Qu’est-ce que la couleur naturelle ?

10Si tout au long de l’histoire, philosophes, théoriciens, artistes et scientifiques ont tenté de comprendre la nature complexe des couleurs, ce sont les expérimentations de Newton (1642-1727) sur les phénomènes colorés, intitulées Experimentum crucis et publiées dans Optiks en 1704, qui leur attribuent pour la première fois des propriétés physiques : les couleurs correspondraient aux différentes longueurs d’onde de la lumière.8 Aux XVIIIe et XIXe siècles, une partie du milieu artistique s’insurge contre le rationalisme newtonien qui

« détruit le charme et la poésie de l’arc-en-ciel en le réduisant à un prisme ».9

11Goethe (1749-1832) combat une science qui « rend toute chose grise » par le recours à de nouvelles expérimentations (la première édition du Traité des Couleurs date de 1810), défendant la part de subjectivité et de sensible dans les phénomènes colorés.10 La divergence entre les deux visions est évidente dans leurs descriptions des extrêmes degrés de la lumière. Pour Newton, la couleur blanche de la lumière résulte de la synthèse des couleurs du spectre chromatique et le noir profond accuse l’absence totale de lumière, donc de couleur. Pour Goethe, la lumière du jour tend vers le jaune, comme la flamme d’une bougie, et la nuit se teinte plus volontiers de bleu, couleur du crépuscule. Les autres nuances seraient le résultat des divers mélanges d’ombre et de lumière. Cette répartition entre deux conceptions opposées de la couleur, l’une romantique ou sensible, l’autre naturaliste ou rationnelle, se traduit dans la pratique cinématographique par l’opposition déjà signalée entre les couleurs teintées (obtenues par application arbitraire) et les couleurs naturelles (obtenues par des moyens purement optiques et mécaniques).

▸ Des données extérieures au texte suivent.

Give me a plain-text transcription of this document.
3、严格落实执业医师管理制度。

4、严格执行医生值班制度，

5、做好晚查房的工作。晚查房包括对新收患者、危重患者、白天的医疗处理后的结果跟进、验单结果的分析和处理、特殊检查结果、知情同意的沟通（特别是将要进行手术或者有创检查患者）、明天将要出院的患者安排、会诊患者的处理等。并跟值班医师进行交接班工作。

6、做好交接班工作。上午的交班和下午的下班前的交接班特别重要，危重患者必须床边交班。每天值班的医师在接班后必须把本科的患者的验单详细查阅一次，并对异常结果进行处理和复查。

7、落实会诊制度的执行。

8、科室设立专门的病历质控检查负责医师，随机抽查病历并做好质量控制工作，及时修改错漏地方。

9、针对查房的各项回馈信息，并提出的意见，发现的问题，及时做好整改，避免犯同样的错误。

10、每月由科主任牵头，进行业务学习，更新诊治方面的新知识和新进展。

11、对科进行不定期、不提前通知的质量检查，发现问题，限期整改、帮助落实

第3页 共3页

12Les colorations sépia, jaune ou bleue qu’affectionnent les teintes du cinéma muet rappellent ainsi les attributions symboliques de la tradition goethéenne, tandis que les procédés de reproduction mécanique de la couleur tirent parti des développements des théories de Newton, et en particulier de l’axe Young/Helmotz/Maxwell. Helmholtz (1821-1894) s’appuie sur le « trichromatisme » décrit par Thomas Young (1773-1829) pour déterminer les exactes longueurs d’onde du rouge, du vert et du bleu auxquelles réagit la rétine. Puis James Clerk Maxwell (1831-1879) publie, en 1859, Théorie de la vision colorée, considéré comme l’origine de la « colorimétrie ».11 Le « Triangle de Maxwell » est un diagramme des couleurs dans lequel on situe une couleur en fonction des proportions de rouge, bleu et vert qui la constituent.12 C’est ainsi que Maxwell conçoit en 1861 un projecteur capable de produire n’importe quelle couleur à partir de la superposition de trois disques (rouge, vert et bleu) en rotation. Ce principe est à la source des différentes inventions qui auront pour but d’obtenir à l’écran la couleur naturelle, dont le célèbre Technicolor trichrome. John Arthur Ball, directeur technique de la firme Technicolor, cite ainsi explicitement le principe de Maxwell comme origine du dispositif trichrome13 et Nathalie Kalmus, directrice artistique de Technicolor et épouse du fondateur Herbert Kalmus, emploie pour sa part des termes colorimétriques lorsqu’elle désigne trois variables qui affectent une couleur : la teinte, la saturation et la clarté (tint, shade et hue).14

13Si les premières inventions de cinéma en couleur naturelle héritent d’une filiation newtonienne dans leur principe mécanique, elles demeurent cependant comme piégées, dans la pratique, par une tendance qu’illustrent les films de tourisme (travelogues) ou de mode (fashion’s newsreel) : la couleur, quelle que soit la volonté mimétique avec laquelle elle est produite, est perçue systématiquement comme à la fois réaliste et expressive. Bien que la couleur naturelle n’ait pas à être signifiante, sinon par sa fidélité au réel -, elle tend à signifier autre chose. D’une part elle souligne symboliquement les effets de narration ou de sens, d’autre part elle se signifie également elle-même, en tant qu’apparition colorée, et indépendamment de son modèle réel. Cette ambiguïté est vive dans les usages de la couleur naturelle pendant la période du cinéma muet.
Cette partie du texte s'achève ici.